I'm reading about Hurewicz theorem and just wondered if it works this way. Stupid question, but I was thinking whether n-connectedness in the theorem means just that $\pi_i(X)=0$ for all $i=0,\dots,n$ or that in addition $\pi_{n+1}(X)$ must be non-trivial.

Thank you.

Answer 1

I don't think it's a stupid question. It's just a matter of getting the definitions straight. I looked it up and $n$-connected means the first $n$ homotopy groups are trivial. There is nothing about $\pi_{n+1}$.

So for example an $n$-sphere is $n-1$ connected. Of course, we know the unstable homotopy groups ($\pi_{n+k}\,,k\lt n+2$) can be nontrivial. Consider for instance the Hopf fibration. But not that they always are.

I guess to zero in on your question better, what about $\Bbb R^n$. All its homotopy groups are trivial, but it's pretty clear it's $n$-connected.

For your title question, $1$-connected implies $H_*:\pi_2 X\to H_2 X$ is an isomorphism. I see this got answered in the comments.

Answer 2

When we say "$X$ is an $n$-connected space" we mean $\pi_i(X) = 0$ for all $i \leq n$; in particular "$0$-connected" means path-connected and "$1$-connected" means simply-connected.

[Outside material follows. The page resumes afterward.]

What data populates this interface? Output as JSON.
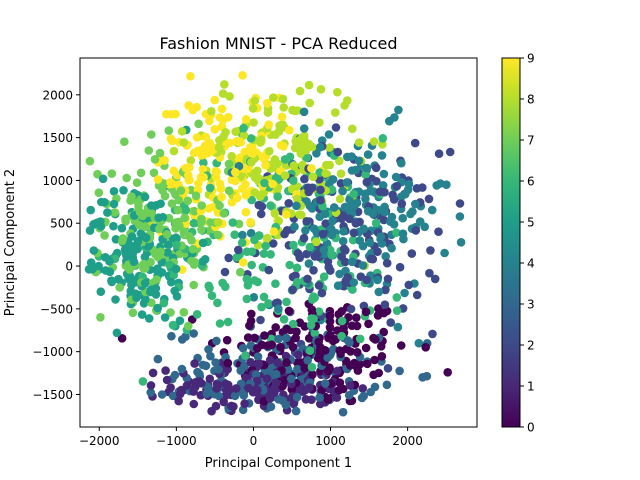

It's important to not mix this up with the definition of "$f\colon X \to Y$ is an $n$-connected function". A pointed function is $n$-connected if $\pi_i(f)$ is an isomorphism for $i < n$ and $\pi_{n}(f)$ is surjective; this is equivalent to requiring that the homotopy fiber $hofib(f)$ over the basepoint is an $(n-1)$-connected space as above, and you can see these are equivalent from the long exact sequence for a fibration. (Be cautious because there is a different convention where "$n$-connected function" means that the homotopy fiber is $n$-connected, I'm using the definition from nLab.)

It follows from the Hurewicz Theorem that if $X$ is simply-connected and $H_i(X) = 0$ for $i \leq n$ then in fact $X$ is $n$-connected: if there were a $1 < i < n$ such that $\pi_i(X) \neq 0$ then if $i_0$ is the least such $i$ then $H_{i_0}(X) \cong \pi_{i_0}(X) \neq 0$ by Hurewicz. In your particular case, you are correctly deducing that $\pi_2(X) = 0$.